A recent addition to my collection is a slim volume by Susanne Foster Atkins entitled "How a Red Cross V.A.D. Became a Russian Countess and Other Soldiers' Stories" *.
It caught my eye largely because I have both a VAD and Russians in my own Atkins family tree and naturally my curiosity was aroused.
Lilian went on to study and teach piano and it was while she was undertaking extra study in Berlin in 1914 that her world changed forever and she never played piano again. She joined the war effort as a V.A.D. (Voluntary Aid Detachment) and after serving in London, France, and the island of Lemnos, ended up " ... as a Quartermaster of three hospitals under the British Committee of the Russian Red Cross". Atkins further summarises her Great Aunt Lil's achievements as follows:
It was for her work in Turkey with Russian refugees escaping from the Bolsheviks that earned her the highest Tsarist accolade from General Wrangel, the leader of the White Russian Army and Provisional Government. (Both of the Russian Orders carry personal nobility, thus Lilian was entitled to call herself a Countess.)

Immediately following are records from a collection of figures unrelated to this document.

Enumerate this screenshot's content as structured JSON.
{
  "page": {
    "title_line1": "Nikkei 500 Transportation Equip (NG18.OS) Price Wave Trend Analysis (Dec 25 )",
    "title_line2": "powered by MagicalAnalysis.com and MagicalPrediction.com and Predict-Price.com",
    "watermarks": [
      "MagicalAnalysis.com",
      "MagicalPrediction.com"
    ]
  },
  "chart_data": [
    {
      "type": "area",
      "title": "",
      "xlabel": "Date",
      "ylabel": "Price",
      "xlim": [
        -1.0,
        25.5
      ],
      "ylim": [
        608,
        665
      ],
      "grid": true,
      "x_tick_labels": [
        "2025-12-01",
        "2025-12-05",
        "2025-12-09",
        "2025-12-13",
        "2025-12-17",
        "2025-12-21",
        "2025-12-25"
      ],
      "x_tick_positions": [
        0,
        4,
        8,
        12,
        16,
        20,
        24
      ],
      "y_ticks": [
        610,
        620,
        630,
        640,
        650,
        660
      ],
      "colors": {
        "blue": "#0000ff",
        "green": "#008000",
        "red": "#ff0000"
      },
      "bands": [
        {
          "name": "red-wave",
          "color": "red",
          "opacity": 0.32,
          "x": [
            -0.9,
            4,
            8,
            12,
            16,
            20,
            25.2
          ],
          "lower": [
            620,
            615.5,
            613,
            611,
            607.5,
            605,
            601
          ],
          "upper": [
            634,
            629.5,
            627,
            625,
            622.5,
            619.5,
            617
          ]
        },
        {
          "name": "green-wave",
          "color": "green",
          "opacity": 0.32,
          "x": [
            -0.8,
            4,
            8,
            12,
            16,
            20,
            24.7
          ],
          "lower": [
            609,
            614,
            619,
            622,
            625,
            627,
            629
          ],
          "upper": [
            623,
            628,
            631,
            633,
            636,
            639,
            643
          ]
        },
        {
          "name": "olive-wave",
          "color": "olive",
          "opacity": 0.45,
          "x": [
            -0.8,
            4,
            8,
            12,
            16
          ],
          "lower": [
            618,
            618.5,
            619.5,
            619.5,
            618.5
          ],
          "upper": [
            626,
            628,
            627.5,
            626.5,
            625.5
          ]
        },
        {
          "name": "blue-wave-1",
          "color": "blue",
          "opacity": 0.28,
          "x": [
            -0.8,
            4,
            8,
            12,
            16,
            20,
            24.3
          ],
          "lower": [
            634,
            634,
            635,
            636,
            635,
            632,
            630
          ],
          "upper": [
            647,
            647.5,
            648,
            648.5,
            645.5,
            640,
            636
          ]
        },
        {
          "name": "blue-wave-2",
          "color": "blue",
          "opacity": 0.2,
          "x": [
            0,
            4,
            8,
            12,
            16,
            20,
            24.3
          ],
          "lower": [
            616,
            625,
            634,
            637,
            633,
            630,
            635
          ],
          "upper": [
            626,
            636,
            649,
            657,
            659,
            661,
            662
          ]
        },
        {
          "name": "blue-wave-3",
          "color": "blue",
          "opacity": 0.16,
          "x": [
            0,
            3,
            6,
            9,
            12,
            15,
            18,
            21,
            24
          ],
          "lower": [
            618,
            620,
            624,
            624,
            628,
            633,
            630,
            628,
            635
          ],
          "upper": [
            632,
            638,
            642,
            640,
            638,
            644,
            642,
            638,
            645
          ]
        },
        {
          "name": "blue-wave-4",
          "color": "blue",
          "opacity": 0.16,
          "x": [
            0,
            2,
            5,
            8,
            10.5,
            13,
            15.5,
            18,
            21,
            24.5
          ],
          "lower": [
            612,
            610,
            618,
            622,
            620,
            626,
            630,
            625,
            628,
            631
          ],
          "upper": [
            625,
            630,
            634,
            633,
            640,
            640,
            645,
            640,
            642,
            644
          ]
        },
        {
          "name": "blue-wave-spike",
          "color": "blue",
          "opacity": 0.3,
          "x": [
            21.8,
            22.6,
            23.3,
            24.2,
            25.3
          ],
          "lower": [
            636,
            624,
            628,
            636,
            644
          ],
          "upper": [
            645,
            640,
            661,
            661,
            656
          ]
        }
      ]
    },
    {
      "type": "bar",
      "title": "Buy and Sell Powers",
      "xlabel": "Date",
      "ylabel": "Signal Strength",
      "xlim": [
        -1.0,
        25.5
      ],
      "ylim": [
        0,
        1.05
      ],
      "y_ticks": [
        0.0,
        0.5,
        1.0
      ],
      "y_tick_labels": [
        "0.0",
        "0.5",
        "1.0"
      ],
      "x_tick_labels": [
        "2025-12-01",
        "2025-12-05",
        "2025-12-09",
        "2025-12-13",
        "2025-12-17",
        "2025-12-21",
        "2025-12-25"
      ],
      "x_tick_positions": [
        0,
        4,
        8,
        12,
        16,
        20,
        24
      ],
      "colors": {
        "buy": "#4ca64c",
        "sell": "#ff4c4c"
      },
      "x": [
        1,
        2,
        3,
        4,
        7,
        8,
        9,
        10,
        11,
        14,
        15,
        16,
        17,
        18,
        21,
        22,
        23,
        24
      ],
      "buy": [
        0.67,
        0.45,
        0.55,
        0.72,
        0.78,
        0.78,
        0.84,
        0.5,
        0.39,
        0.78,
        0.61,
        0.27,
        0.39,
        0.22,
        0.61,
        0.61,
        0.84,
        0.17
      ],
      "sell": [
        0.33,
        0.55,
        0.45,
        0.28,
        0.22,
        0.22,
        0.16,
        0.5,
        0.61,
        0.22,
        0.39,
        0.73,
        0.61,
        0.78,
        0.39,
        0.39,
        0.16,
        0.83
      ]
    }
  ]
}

"She is quite possibly the most notable Australian woman to have served in the Great War ... She received the British War Medal, the Victory Medal with an oak leaf for being mentioned in despatches, the Russian Orders of St. Stanislas and St. Anne, and the O.B.E. for service to new settlers when she returned to Australia [and] the Coronation Medal with an Authorisation letter from Buckingham Palace 1937".
Lilian returned to Australia and continued with welfare work until she died in 1955. She was also a regular volunteer at Anzac Day Dawn Services in Melbourne.